C'est dans les premières années du xxe siècle, et surtout à partir de 1912 (année de la première audition du Pierrot lunaire d'Arnold Schönberg), que l'on commença à parler de musique « atonale » et, par extension, de ce qui devait être considéré, à tort, comme une technique – ou un ensemble de techniques – de composition musicale, et qui fut nommé « atonalité ».

En réalité, le mot atonalité ne s'applique à aucun style musical déterminé, mais il englobe tous les styles musicaux dans lesquels les règles du système tonal classique ne sont plus appliquées. Il existe donc à l'époque moderne, à partir du début du xxe siècle, quantité d'écoles musicales qui, à un titre ou à un autre, peuvent être qualifiées d'atonales. Le terme, toutefois, ne s'applique pas aux musiques qui existaient avant le système tonal et qui, par conséquent, n'y obéissaient pas encore. Jamais, par exemple, une musique modale (construite à partir d'un mode différent de celui de nos gammes classiques, majeures ou mineures) ne fut appelée atonale.

L'atonalité semble donc être moins liée à la disparition de la tonalité ou de la modalité qu'à celle d'un de leurs caractères communs : en effet, dans ces systèmes, un rôle particulier, prédominant, est accordé à l'une des notes de la gamme ou du mode, cette note apparaissant, sous le nom de « tonique », comme une sorte de pôle d'attraction. Une musique pourra donc être dite atonale lorsqu'elle ne contiendra ni ton, ni mode, ni aucune note ayant un rôle privilégié par rapport aux autres notes.

Dans la musique occidentale, les gammes des divers tons ou modes sont constituées par une suite de sept sons (par exemple : ut, , mi, fa, sol, la, si, pour la gamme appartenant au ton d'ut majeur). Mais l'évolution de cette musique s'est faite dans le sens d'un enrichissement progressif dont le résultat est la coexistence successive de plusieurs tonalités dans une même œuvre musicale (polytonalité). Chacun de ces changements de tonalité, à l'intérieur de la même œuvre, est une « modulation ». De plus, sans que la tonalité ait été changée, il arrivait fréquemment qu'il soit fait usage de notes et d'accords appartenant à une autre tonalité. Progressivement, on en est donc venu à utiliser, à l'intérieur d'un système dans lequel les sept degrés de la gamme classique continuaient à jouer le rôle d'une charpente invisible, les douze notes de la gamme chromatique. Cette évolution devient sensible à partir de la fin de l'époque romantique (chez Liszt, Wagner ou Mahler, par exemple).
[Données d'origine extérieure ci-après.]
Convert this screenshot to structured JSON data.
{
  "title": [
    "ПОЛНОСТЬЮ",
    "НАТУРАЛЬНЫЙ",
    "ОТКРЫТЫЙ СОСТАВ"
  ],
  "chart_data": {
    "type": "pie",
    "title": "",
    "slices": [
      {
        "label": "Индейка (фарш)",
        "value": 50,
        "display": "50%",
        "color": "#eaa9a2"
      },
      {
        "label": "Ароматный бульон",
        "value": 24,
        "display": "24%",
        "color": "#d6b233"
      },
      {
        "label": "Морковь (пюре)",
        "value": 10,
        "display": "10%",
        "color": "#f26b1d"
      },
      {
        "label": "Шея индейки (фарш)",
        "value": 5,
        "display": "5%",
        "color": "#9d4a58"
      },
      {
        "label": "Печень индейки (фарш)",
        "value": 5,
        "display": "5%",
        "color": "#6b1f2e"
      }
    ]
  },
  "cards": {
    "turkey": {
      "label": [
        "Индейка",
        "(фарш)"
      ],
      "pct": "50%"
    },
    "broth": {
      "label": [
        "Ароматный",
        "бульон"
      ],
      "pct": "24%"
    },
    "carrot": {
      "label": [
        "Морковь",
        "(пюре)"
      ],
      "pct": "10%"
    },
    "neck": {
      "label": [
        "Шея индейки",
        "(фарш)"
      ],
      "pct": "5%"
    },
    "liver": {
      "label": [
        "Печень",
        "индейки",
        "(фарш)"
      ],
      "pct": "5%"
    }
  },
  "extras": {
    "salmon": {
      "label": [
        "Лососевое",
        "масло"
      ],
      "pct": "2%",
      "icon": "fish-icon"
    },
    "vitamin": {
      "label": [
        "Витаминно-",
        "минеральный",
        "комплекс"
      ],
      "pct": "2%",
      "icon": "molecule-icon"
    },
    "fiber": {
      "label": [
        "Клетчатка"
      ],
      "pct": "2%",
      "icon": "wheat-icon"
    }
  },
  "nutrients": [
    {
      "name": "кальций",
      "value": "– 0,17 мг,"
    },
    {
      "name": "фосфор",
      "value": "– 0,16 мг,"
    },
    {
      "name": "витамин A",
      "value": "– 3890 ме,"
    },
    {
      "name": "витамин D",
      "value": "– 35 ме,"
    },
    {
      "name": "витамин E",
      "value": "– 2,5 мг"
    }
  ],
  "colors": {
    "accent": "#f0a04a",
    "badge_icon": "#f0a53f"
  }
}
En 1923, Schönberg, dans la valse qui constitue la dernière de ses Cinq Pièces pour piano op. 23, pratiqua l'utilisation systématique des douze sons de la gamme chromatique. Le système qu'il imagina à cette occasion fut appelé « dodécaphonique ».

Mais il répugnait à Schönberg d'entendre dire de sa musique qu'elle était atonale. Il préférait, quant à lui, l'expression de « pantonalité », considérant que sa musique n'était pas privée de cette sorte de pôle d'attraction dont la tonique fait fonction dans le système tonal et qu'il s'y présentait une coexistence simultanée de toutes les tonalités. Pour assurer la cohérence de l'œuvre, Schönberg avait eu l'idée de présenter les douze notes de la gamme chromatique sans omission ni répétition en fixant l'ordre de leur apparition. La matière première de la composition musicale devient alors une « série » de douze sons. Et on parle volontiers de « technique des douze sons » (Zwölftontechnik) ou de « technique sérielle » (Reihentechnik).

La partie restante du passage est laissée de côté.